Retail gasoline prices in Canada were more stable in 2010 than they have been in any year over the past decade, according to data collected by London based consultancy Kent Group Ltd. A weekly survey of retail fuel prices across Canada showed that the national average price of regular gasoline reached a high of 110.7 (CDN cents/litre) in early December after posting a low of 98.3 in February. That range of 12.4 cents was in sharp contrast to the average annual price variance of 28.3 cents over the last decade and 40.7 cents over the last 5 years. Diesel fuel has seen comparable stability with a high price of 110.5 in December and a low of 95.8 in February.

This stability was attributed to the steadiness of crude and wholesale gasoline prices over that time. “While the last 5 years have seen wild swings in the price of crude oil, 2010 saw that price (a significant component cost in retail fuel) trade within a relatively narrow range”, says Jason Parent, a Senior Associate with Kent Group Ltd.
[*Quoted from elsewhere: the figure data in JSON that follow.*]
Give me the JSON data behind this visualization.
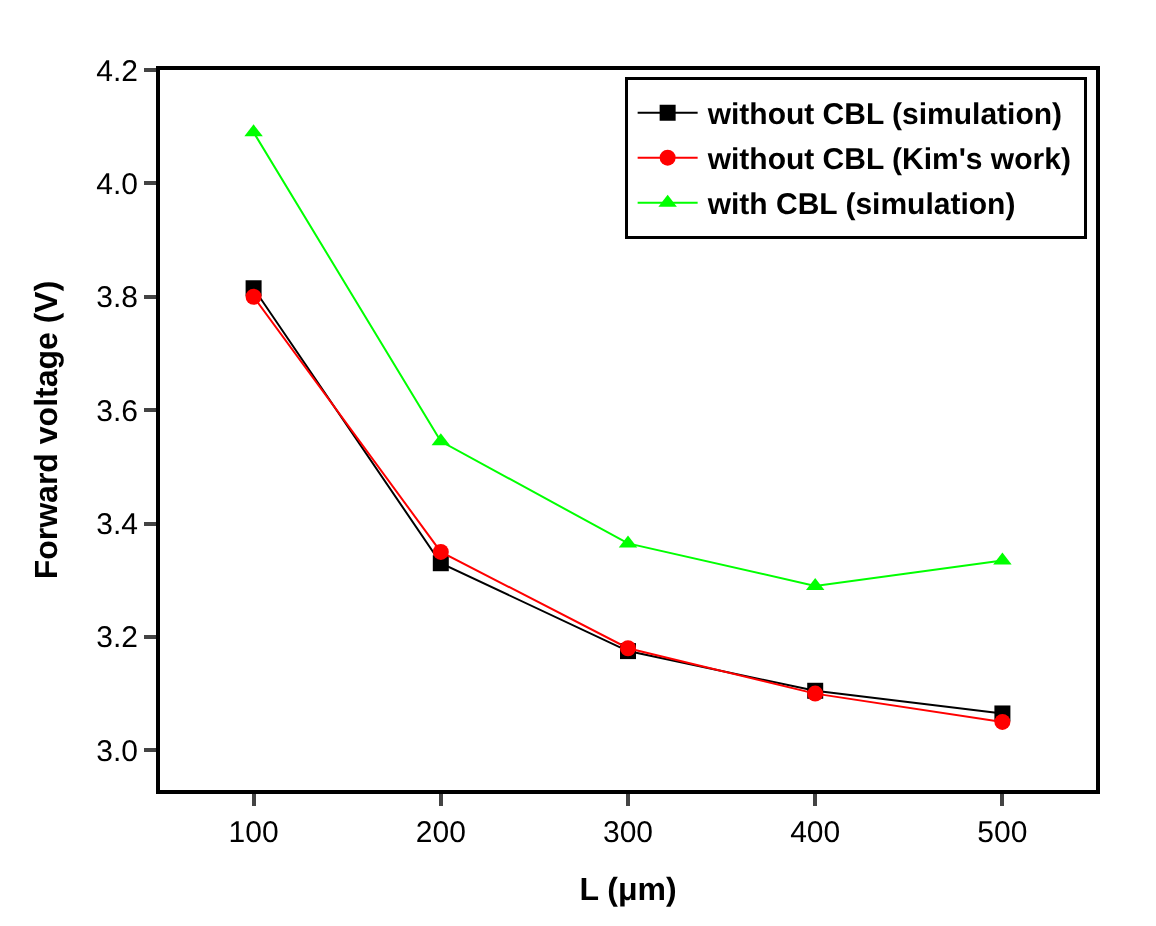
{
  "chart_data": {
    "type": "line",
    "xlabel": "L (μm)",
    "ylabel": "Forward voltage (V)",
    "x": [
      100,
      200,
      300,
      400,
      500
    ],
    "series": [
      {
        "name": "without CBL (simulation)",
        "color": "#000000",
        "marker": "square",
        "values": [
          3.815,
          3.33,
          3.175,
          3.105,
          3.065
        ]
      },
      {
        "name": "without CBL (Kim's work)",
        "color": "#ff0000",
        "marker": "circle",
        "values": [
          3.8,
          3.35,
          3.18,
          3.1,
          3.05
        ]
      },
      {
        "name": "with CBL (simulation)",
        "color": "#00ff00",
        "marker": "triangle",
        "values": [
          4.09,
          3.545,
          3.365,
          3.29,
          3.335
        ]
      }
    ],
    "xlim": [
      50,
      550
    ],
    "xticks": [
      100,
      200,
      300,
      400,
      500
    ],
    "ylim": [
      2.93,
      4.2
    ],
    "yticks": [
      {
        "value": 3.0,
        "label": "3.0"
      },
      3.2,
      3.4,
      3.6,
      3.8,
      {
        "value": 4.0,
        "label": "4.0"
      },
      4.2
    ],
    "legend": "top right",
    "line_style": "solid"
  }
}
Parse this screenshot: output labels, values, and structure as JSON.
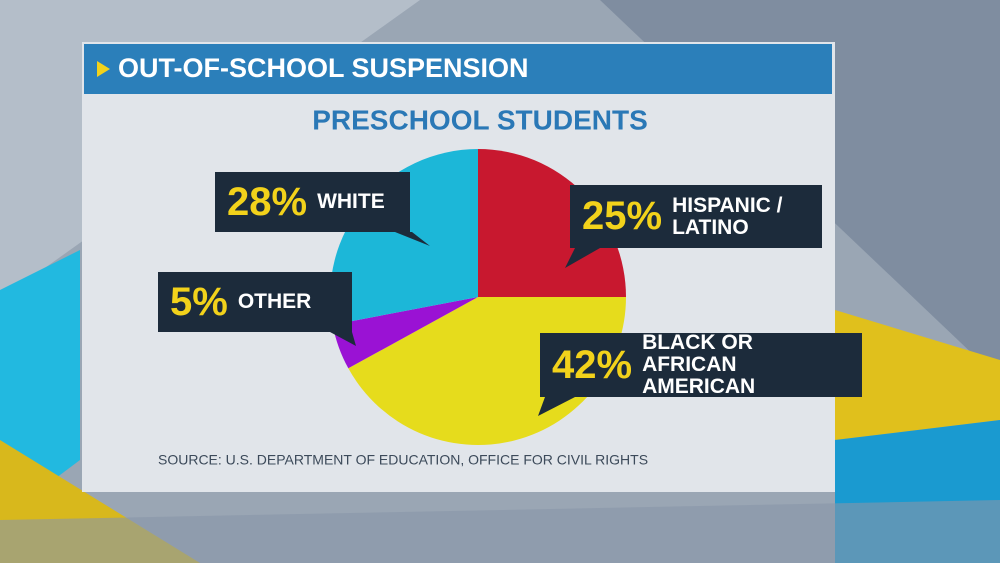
{
  "chart_data": {
    "type": "pie",
    "title": "OUT-OF-SCHOOL SUSPENSION",
    "subtitle": "PRESCHOOL STUDENTS",
    "categories": [
      "HISPANIC / LATINO",
      "BLACK OR AFRICAN AMERICAN",
      "OTHER",
      "WHITE"
    ],
    "values": [
      25,
      42,
      5,
      28
    ],
    "value_labels": [
      "25%",
      "42%",
      "5%",
      "28%"
    ],
    "colors": [
      "#c8182f",
      "#e6dc1c",
      "#9a12d4",
      "#1cb7d8"
    ],
    "source": "SOURCE: U.S. DEPARTMENT OF EDUCATION, OFFICE FOR CIVIL RIGHTS"
  }
}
Prices of the benchmark crude WTI (West Texas Intermediate) have steadily appreciated throughout 2010 from a low of US $68.48 /barrel in May to a high of $89.66 in December, and for at least half of 2010, traded at or above $80/barrel.

Wholesale prices have displayed similar stability in 2010. This was largely a product of relatively stable crude prices and refinery utilization rates (refining capacity/refinery throughput) that, despite increases in 2010, remain below the rates seen over the last 5 years.
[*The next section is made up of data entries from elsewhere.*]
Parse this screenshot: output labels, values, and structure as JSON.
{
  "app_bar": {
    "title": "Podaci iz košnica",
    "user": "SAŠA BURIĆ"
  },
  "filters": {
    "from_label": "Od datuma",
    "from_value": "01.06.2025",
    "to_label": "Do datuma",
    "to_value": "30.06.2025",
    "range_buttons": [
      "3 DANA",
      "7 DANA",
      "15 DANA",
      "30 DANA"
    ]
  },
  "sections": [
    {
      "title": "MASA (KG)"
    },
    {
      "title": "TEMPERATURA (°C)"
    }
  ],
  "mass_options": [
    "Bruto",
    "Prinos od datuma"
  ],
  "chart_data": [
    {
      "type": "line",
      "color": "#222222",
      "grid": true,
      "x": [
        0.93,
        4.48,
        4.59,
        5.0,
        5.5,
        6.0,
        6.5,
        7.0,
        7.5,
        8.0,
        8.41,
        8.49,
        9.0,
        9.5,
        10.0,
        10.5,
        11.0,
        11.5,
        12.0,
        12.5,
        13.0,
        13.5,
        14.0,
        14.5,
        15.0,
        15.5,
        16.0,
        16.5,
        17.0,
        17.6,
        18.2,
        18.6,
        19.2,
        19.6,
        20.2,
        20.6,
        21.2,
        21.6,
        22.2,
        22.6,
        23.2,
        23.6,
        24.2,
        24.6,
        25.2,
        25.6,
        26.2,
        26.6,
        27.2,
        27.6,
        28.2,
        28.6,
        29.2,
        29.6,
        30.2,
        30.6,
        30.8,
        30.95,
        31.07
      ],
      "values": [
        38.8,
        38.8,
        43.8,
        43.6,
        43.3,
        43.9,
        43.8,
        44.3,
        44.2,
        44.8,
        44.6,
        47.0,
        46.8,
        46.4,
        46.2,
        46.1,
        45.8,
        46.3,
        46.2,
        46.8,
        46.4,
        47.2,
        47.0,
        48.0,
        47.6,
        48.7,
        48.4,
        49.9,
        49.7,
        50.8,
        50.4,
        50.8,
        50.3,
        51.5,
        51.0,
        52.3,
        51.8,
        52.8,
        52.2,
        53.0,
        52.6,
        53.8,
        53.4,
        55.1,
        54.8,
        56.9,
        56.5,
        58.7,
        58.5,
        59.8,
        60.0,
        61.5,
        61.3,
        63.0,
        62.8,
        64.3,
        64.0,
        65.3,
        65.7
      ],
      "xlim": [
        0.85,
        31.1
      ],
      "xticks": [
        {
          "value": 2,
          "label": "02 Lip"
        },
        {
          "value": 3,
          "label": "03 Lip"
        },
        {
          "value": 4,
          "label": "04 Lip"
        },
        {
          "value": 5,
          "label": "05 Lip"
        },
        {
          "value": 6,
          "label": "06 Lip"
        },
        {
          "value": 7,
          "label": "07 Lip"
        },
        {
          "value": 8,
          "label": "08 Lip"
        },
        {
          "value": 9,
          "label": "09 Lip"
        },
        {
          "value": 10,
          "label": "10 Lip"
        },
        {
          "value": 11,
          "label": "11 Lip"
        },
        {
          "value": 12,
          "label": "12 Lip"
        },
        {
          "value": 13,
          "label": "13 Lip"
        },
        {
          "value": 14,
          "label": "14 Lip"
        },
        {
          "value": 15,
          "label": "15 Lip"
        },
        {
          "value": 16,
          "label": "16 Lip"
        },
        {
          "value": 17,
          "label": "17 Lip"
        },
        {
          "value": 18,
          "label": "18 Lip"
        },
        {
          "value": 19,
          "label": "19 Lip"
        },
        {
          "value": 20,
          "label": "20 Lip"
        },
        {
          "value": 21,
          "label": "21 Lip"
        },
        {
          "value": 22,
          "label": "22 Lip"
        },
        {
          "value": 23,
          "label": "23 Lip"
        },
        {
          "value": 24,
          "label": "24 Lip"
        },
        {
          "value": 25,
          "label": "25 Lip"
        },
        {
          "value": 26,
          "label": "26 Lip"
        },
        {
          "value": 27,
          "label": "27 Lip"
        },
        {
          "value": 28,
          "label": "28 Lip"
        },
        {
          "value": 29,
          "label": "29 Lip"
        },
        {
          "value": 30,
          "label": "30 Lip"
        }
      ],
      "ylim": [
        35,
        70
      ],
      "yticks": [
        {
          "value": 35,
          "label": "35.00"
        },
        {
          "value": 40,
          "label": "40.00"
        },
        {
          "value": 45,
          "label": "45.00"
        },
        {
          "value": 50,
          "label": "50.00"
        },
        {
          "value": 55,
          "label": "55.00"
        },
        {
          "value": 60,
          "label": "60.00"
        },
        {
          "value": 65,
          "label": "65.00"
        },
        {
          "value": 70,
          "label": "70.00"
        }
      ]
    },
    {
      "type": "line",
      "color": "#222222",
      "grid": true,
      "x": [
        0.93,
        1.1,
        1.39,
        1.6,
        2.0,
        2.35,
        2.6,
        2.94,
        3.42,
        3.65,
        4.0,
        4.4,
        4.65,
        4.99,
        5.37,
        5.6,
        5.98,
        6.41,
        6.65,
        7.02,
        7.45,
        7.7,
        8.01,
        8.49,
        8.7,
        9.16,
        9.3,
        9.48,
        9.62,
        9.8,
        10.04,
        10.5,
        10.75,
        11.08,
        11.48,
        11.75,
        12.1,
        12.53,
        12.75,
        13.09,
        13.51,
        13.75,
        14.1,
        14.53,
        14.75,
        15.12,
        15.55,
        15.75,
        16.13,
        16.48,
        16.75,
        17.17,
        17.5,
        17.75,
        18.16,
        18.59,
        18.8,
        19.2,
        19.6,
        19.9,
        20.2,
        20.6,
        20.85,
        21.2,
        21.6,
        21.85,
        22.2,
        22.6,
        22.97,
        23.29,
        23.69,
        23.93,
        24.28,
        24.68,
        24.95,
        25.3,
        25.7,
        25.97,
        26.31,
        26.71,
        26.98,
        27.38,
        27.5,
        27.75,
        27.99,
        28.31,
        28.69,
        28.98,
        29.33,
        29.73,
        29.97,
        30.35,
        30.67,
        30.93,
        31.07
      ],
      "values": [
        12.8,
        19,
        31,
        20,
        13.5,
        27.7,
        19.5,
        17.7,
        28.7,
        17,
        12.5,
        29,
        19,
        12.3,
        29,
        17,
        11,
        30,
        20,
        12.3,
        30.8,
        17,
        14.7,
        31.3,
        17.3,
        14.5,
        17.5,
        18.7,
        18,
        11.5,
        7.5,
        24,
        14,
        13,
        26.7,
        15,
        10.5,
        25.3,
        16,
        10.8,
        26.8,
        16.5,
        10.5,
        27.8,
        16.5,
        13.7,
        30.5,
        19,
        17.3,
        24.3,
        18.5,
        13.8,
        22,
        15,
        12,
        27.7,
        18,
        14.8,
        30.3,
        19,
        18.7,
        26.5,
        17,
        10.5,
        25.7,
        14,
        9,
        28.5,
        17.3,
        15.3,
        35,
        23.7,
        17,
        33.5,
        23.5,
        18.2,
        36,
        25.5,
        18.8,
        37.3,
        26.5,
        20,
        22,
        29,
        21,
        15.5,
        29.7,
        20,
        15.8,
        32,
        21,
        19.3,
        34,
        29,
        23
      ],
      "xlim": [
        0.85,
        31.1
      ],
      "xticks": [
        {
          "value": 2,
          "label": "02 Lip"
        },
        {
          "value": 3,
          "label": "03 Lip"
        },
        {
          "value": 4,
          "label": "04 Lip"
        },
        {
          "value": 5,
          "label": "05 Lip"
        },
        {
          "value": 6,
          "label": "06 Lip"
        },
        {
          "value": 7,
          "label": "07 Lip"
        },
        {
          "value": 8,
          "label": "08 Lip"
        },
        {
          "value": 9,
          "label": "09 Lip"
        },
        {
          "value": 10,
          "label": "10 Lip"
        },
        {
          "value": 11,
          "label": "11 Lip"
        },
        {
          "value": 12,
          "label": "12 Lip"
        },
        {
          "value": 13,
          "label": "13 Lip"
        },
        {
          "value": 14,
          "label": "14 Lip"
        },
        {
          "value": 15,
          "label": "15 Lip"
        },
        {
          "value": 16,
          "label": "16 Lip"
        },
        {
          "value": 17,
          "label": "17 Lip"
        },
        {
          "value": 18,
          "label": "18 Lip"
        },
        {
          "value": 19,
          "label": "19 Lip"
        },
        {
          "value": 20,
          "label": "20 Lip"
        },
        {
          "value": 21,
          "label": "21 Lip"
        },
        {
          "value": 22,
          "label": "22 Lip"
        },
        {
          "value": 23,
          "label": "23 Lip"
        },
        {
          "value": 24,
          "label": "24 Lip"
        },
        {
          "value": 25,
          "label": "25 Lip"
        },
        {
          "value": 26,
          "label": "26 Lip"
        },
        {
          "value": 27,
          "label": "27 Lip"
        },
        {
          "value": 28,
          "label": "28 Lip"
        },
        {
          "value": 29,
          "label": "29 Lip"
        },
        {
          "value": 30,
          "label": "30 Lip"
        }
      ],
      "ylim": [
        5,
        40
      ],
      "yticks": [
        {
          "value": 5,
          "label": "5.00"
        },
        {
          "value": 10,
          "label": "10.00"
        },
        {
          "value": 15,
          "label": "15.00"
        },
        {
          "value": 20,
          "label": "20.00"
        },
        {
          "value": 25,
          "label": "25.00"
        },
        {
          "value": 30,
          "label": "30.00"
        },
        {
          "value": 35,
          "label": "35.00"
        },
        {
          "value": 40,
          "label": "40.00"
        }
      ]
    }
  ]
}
Tax increases in various regions of Canada lead to an increase in the tax portion of retail fuel prices. Taxes (Federal, Provincial and Regional) accounted for 31.4% of the national average retail price in early 2010 which had increased to 34.7% later in the year, following the introduction of HST in Ontario.
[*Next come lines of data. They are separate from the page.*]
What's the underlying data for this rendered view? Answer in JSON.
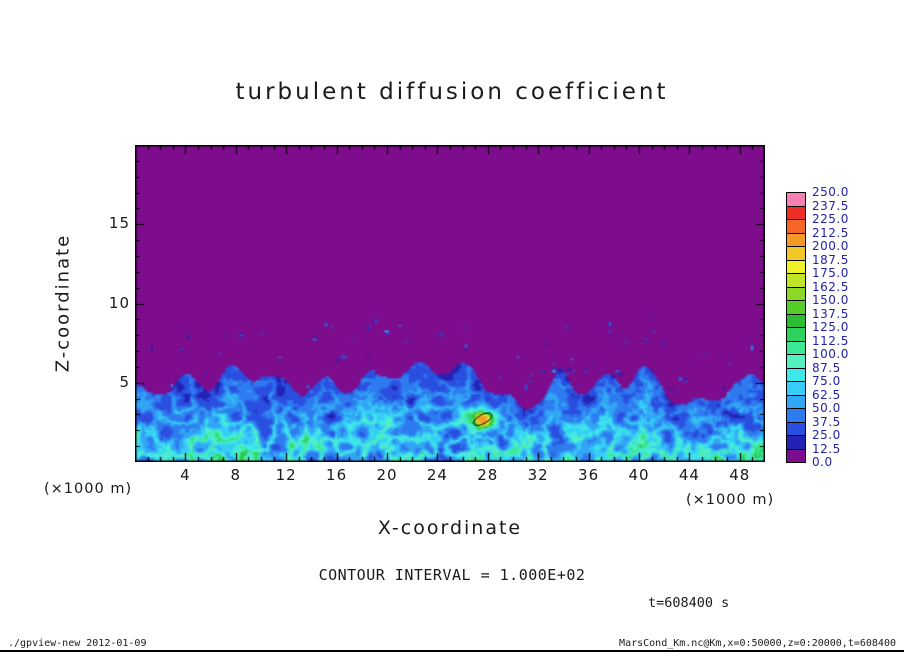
{
  "title": "turbulent diffusion coefficient",
  "xlabel": "X-coordinate",
  "ylabel": "Z-coordinate",
  "x_unit": "(×1000 m)",
  "contour_note": "CONTOUR INTERVAL = 1.000E+02",
  "time_label": "t=608400 s",
  "footer_left": "./gpview-new  2012-01-09",
  "footer_right": "MarsCond_Km.nc@Km,x=0:50000,z=0:20000,t=608400",
  "colors": {
    "background": "#ffffff",
    "frame": "#000000",
    "text": "#1a1a1a",
    "colorbar_label_text": "#2323ab",
    "field_background_purple": "#7d0d8c"
  },
  "chart_data": {
    "type": "heatmap",
    "title": "turbulent diffusion coefficient",
    "xlabel": "X-coordinate",
    "ylabel": "Z-coordinate",
    "axis_unit": "(×1000 m)",
    "x_ticks": [
      4,
      8,
      12,
      16,
      20,
      24,
      28,
      32,
      36,
      40,
      44,
      48
    ],
    "z_ticks": [
      5,
      10,
      15
    ],
    "x_range": [
      0,
      50
    ],
    "z_range": [
      0,
      20
    ],
    "x_range_m": [
      0,
      50000
    ],
    "z_range_m": [
      0,
      20000
    ],
    "time_s": 608400,
    "contour_interval": 100.0,
    "colorbar": {
      "levels": [
        0.0,
        12.5,
        25.0,
        37.5,
        50.0,
        62.5,
        75.0,
        87.5,
        100.0,
        112.5,
        125.0,
        137.5,
        150.0,
        162.5,
        175.0,
        187.5,
        200.0,
        212.5,
        225.0,
        237.5,
        250.0
      ],
      "colors": [
        "#7d0d8c",
        "#2222b4",
        "#2a4fe0",
        "#2e7bf0",
        "#32a5f5",
        "#37cdf7",
        "#3ee8e8",
        "#55f0c0",
        "#3ce896",
        "#2ed25f",
        "#2bbe32",
        "#55cc28",
        "#8cd828",
        "#c0e428",
        "#eef028",
        "#f2c828",
        "#f49a28",
        "#f56628",
        "#ee2f28",
        "#f580b4"
      ]
    },
    "field_summary": {
      "description": "Near-zero diffusion coefficient (purple, 0-12.5) everywhere above an undulating turbulent boundary layer top at z ≈ 3500-7000 m. Below the boundary, turbulent structures with values mostly 12.5-150 (blues and cyans, brightest filaments near z = 1000-3000 m). Scattered small specks of 12.5-75 up to z ≈ 9000 m. One local maximum ≈ 150-200 near x ≈ 27500 m, z ≈ 2700 m, enclosed by the 100 contour line.",
      "background_value_range": [
        0,
        12.5
      ],
      "boundary_height_m_range": [
        3500,
        7000
      ],
      "local_max": {
        "x_m": 27500,
        "z_m": 2700,
        "approx_value": 180
      }
    }
  }
}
2010 had also seen a modest recovery in demand after declining throughout much of 2009. Figures available from Kent Marketing Services Limited (a division of The Kent Group) show an increase in demand for Canada in 2010. Year over year data for the first 3 quarters of 2010 showed an increase of 1.3% for both motor gasoline and diesel in the 305 markets (6790 stations) reported by Kent. This represents a 1.1% increase in motor gasoline consumption and a 3.9% increase in diesel.

US figures reported by the Energy Information Administration have shown a similar demand increase. US petroleum demand growth (year over year) turned positive in February of 2010 after being largely negative throughout 2009 and has increased steadily throughout the year; a signal of stronger economic activity. This represents total demand growth of roughly 3% from February 2010 to September 2010.